Low-cost specialist Frontier Airlines has unveiled plans for a huge network expansion, adding 21 cities to its route map by next spring. The carrier will also add service on dozens of new routes between cities it already serves.
Introductory fares are as low as $39 each way but keep in mind that Frontier fares are laden with all sorts of extra fees, which it calls “Optional Services.”
The company said the total number of non-stop routes it serves will nearly double by next summer, to 314. Frontier is due to take delivery of more than a dozen new aircraft by the end of next year, and will also free up more planes by trimming frequencies on some existing routes.
At Mineta San Jose Airport, Frontier will start flying to Denver on October 5 and Las Vegas on November 1, followed sometime next spring by flights to Austin and San Antonio. Some routes seem a little odd, like a new nonstop between Atlanta and San Juan, Puerto Rico.
Check Frontiers fares and schedules here.
The biggest bump in Frontier’s schedules will come at Denver, its headquarters city. In addition to San Jose, Frontier will add flights from DEN to Ontario, California beginning October 12; Albuquerque on October 24; Oklahoma City November 1; Palm Springs November 10; Reno November 21; and later to Boise, Buffalo, Calgary, Charleston (S.C.), El Paso, Fargo, Fresno, Grand Rapids, Jackson Hole, Little Rock, Louisville, Pensacola, Spokane and Tulsa.
The airline will also bulk up its schedule at Islip, Long Island with new service to Ft. Myers, Miami, Minneapolis-St. Paul, New Orleans, Tampa, West Palm Beach, Atlanta, Charlotte, Chicago O’Hare and Detroit. New routes from Austin in addition to San Jose will include Ontario, Calif. as well as Phoenix, New Orleans, Raleigh-Durham, Charlotte, Cincinnati and Columbus.
Frontier’s announcement did not specify the number of flight frequencies in its new markets (but it’s schedules are notoriously thin, which means problems when flights are cancelled). You can see a complete list of all of them here.

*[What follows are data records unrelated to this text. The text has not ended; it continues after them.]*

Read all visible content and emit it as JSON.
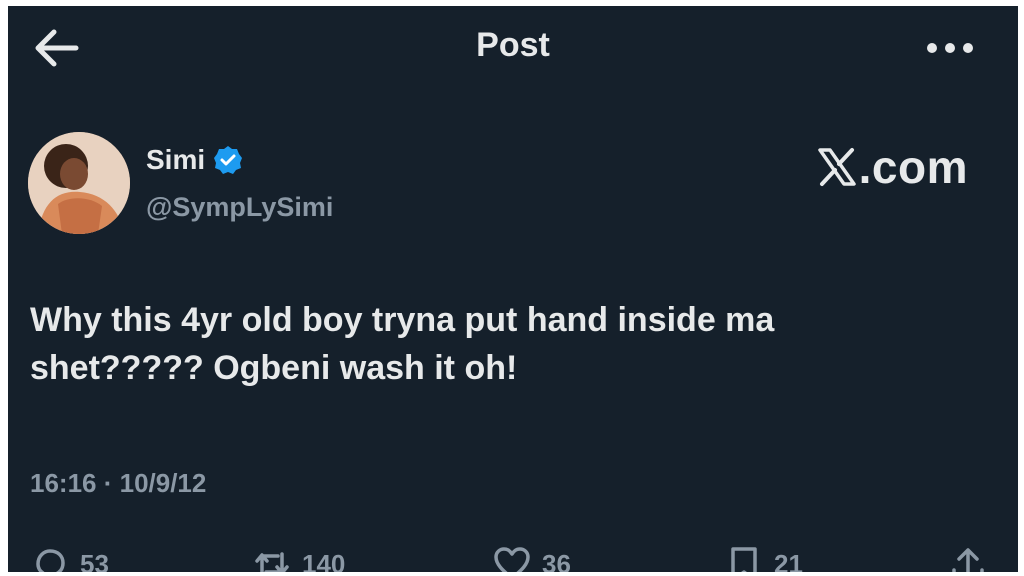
{
  "header": {
    "title": "Post",
    "back_icon": "arrow-left-icon",
    "more_icon": "more-dots-icon"
  },
  "author": {
    "display_name": "Simi",
    "handle": "@SympLySimi",
    "verified": true,
    "verified_color": "#1d9bf0"
  },
  "watermark": {
    "text": ".com",
    "icon": "x-logo-icon"
  },
  "post": {
    "line1": "Why this 4yr old boy tryna put hand inside ma",
    "line2": "shet????? Ogbeni wash it oh!",
    "timestamp": "16:16 · 10/9/12"
  },
  "actions": {
    "replies": "53",
    "reposts": "140",
    "likes": "36",
    "bookmarks": "21"
  },
  "colors": {
    "background": "#15202b",
    "text": "#e7e9ea",
    "muted": "#8b98a5"
  }
}
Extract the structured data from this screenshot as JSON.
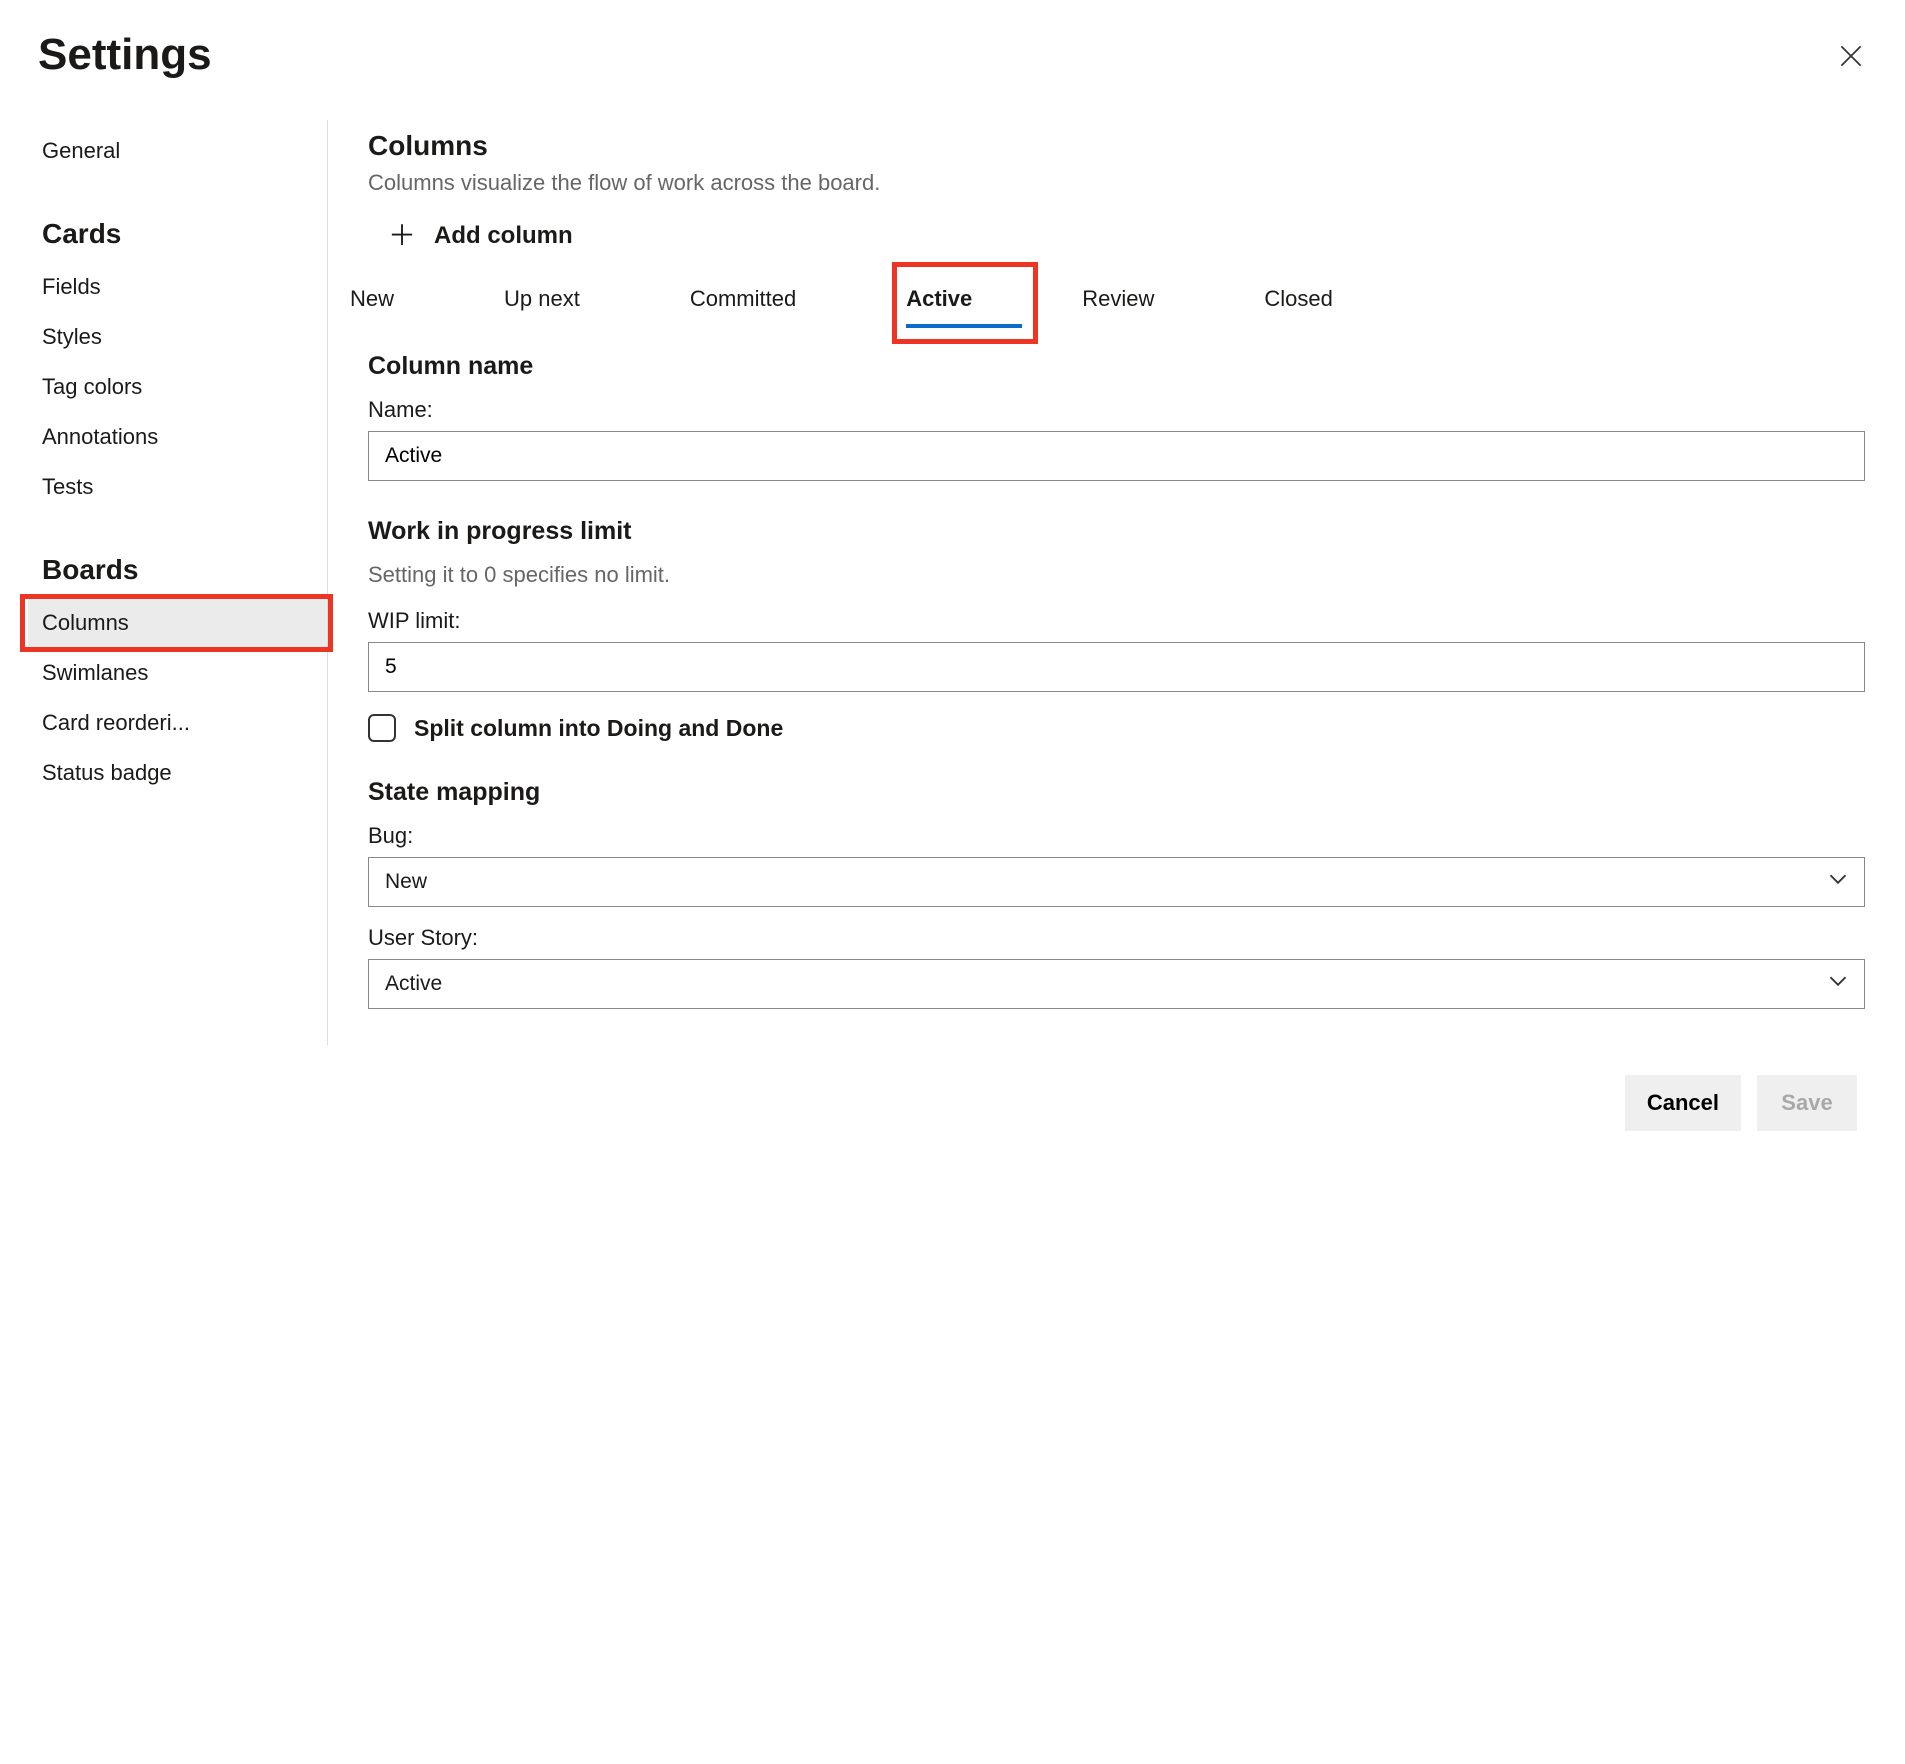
{
  "dialog": {
    "title": "Settings"
  },
  "sidebar": {
    "general": "General",
    "cards_heading": "Cards",
    "cards_items": [
      "Fields",
      "Styles",
      "Tag colors",
      "Annotations",
      "Tests"
    ],
    "boards_heading": "Boards",
    "boards_items": [
      "Columns",
      "Swimlanes",
      "Card reorderi...",
      "Status badge"
    ],
    "selected": "Columns"
  },
  "main": {
    "section_title": "Columns",
    "section_desc": "Columns visualize the flow of work across the board.",
    "add_column_label": "Add column",
    "tabs": [
      "New",
      "Up next",
      "Committed",
      "Active",
      "Review",
      "Closed"
    ],
    "active_tab": "Active",
    "column_name": {
      "heading": "Column name",
      "label": "Name:",
      "value": "Active"
    },
    "wip": {
      "heading": "Work in progress limit",
      "hint": "Setting it to 0 specifies no limit.",
      "label": "WIP limit:",
      "value": "5"
    },
    "split": {
      "label": "Split column into Doing and Done",
      "checked": false
    },
    "state_mapping": {
      "heading": "State mapping",
      "bug_label": "Bug:",
      "bug_value": "New",
      "userstory_label": "User Story:",
      "userstory_value": "Active"
    }
  },
  "footer": {
    "cancel": "Cancel",
    "save": "Save"
  }
}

“Customers will benefit not only from the broad new selection of nonstop routes, but our growing network will provide more than 1,000 new connecting route options,” said Frontier CEO Barry Biffle. “By taking advantage of our natural share of connecting passengers, we can offer our low fares to even more of America. This is particularly important through our largest hub and our home in Denver.”
Frontier has a history of announcing batches of new routes every now and then, and discontinuing service on others. Of the 21 cities it is adding to its network, 16 are airports that it once served but then stopped.
But the size of the latest expansion announcement is unprecedented. We have to wonder if this could be Frontier’s response to the growing availability of new “basic economy” fares on the major legacy airlines – fares which are the legacy carriers’ competitive response to the growth of low-cost carrier service in many markets.
While the focus of Frontier and other low-cost carriers is bargain-basement base fares, they also rely on a variety of add-on fees for various amenities to boost their passenger revenues.
But Frontier is not ignoring business travelers – it has a bundled fare category called The Works that includes refundability, a carry-on bag, a checked bag, priority boarding, a waiver of change fees and the best available seat. These fares (which start as low as $59 each way) appeal to business travelers at small or medium sized companies without clout or budget for these extras.